Pregnancy may affect the father in a number of ways, psychologically and emotionally, but it has no affect on his body. Pregnancy has a huge affect on the mother, psychologically, emotionally and physically. Hormones kick into high gear which can result in nausea and fatigue during the first trimester of the pregnancy. These same hormones typically cause the breasts to swell as they prepare for milk production. Hair may become fuller and more lush and the facial complexion may become clear and glowing. Increased blood flow to the vaginal region may stimulate sexual arousal. As the pregnancy progresses the feet and hands may swell along with the belly. These changes and more make some women feel sexy and desirable, while making other women feel fat, drab, exhausted, uncomfortable and undesirable.
Women normally experience no specific change in sexual desire during pregnancy, because each woman is different and responds differently to her pregnancy. The same woman may respond differently during subsequent pregnancies. Some women experience an increased desire for sex when they are pregnant, while others find their desire for sex diminished. It is not uncommon for desire to fluctuate during the course of the pregnancy, according to the March of Dimes.
The first trimester may be accompanied by a great deal of physical discomfort. You may have morning sickness, be tired all the time and have to constantly go to the bathroom. Your breasts may be tender or sore. None of these symptoms are conducive to sexual arousal and many women experience a loss of desire during the first three months of their pregnancy. Many of these symptoms subside during the second trimester. Although you will typically put on a few pounds and your belly may begin to swell, you’re generally not uncomfortable. Increased blood flow to the sex organs may increase arousal, and many women feel in increased desire for sex during the middle three months of their pregnancy.
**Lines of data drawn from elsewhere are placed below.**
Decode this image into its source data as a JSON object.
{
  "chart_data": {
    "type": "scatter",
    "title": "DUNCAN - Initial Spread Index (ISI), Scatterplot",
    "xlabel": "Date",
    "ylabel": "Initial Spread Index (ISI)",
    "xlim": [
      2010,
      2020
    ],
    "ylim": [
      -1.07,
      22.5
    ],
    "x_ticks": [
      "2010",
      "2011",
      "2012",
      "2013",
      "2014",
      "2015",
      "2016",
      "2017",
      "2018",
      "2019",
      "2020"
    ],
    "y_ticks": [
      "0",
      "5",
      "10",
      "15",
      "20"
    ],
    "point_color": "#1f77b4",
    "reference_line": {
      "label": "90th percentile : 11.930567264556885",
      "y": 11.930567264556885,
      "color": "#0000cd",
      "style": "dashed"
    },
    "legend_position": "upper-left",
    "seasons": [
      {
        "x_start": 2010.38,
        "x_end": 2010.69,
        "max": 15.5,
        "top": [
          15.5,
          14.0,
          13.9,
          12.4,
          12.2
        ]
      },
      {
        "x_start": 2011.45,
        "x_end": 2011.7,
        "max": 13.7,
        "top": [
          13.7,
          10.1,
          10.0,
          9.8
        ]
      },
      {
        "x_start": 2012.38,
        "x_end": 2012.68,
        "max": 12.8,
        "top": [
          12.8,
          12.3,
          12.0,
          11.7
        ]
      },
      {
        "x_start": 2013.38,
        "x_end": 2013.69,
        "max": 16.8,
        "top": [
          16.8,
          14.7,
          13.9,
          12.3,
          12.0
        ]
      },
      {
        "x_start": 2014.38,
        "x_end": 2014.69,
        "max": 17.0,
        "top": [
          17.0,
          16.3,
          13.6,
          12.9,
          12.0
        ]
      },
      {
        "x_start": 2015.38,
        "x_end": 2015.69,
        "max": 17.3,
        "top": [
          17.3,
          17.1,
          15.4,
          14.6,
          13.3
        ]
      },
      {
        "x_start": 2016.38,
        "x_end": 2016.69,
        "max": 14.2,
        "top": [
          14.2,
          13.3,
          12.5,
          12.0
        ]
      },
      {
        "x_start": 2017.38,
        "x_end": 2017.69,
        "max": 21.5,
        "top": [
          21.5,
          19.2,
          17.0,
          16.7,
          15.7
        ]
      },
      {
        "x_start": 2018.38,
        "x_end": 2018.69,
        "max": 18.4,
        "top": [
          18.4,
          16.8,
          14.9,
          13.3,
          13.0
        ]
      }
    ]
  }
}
The third trimester involves the belly expanding significantly. Sexual desire may increase, diminish or remain the same, but sexual activity may require alternate positions to maintain comfort.
The effects of pregnancy may increase or diminish your desire for sex, but it should not interfere with intimacy between you and your partner. If sex is uncomfortable, undesirable or if it is restricted due to advice from your health care provider, you may still convey love and intimacy through other means such as cuddling, kissing, fondling, massaging and talking opening and honestly about your desires and concerns.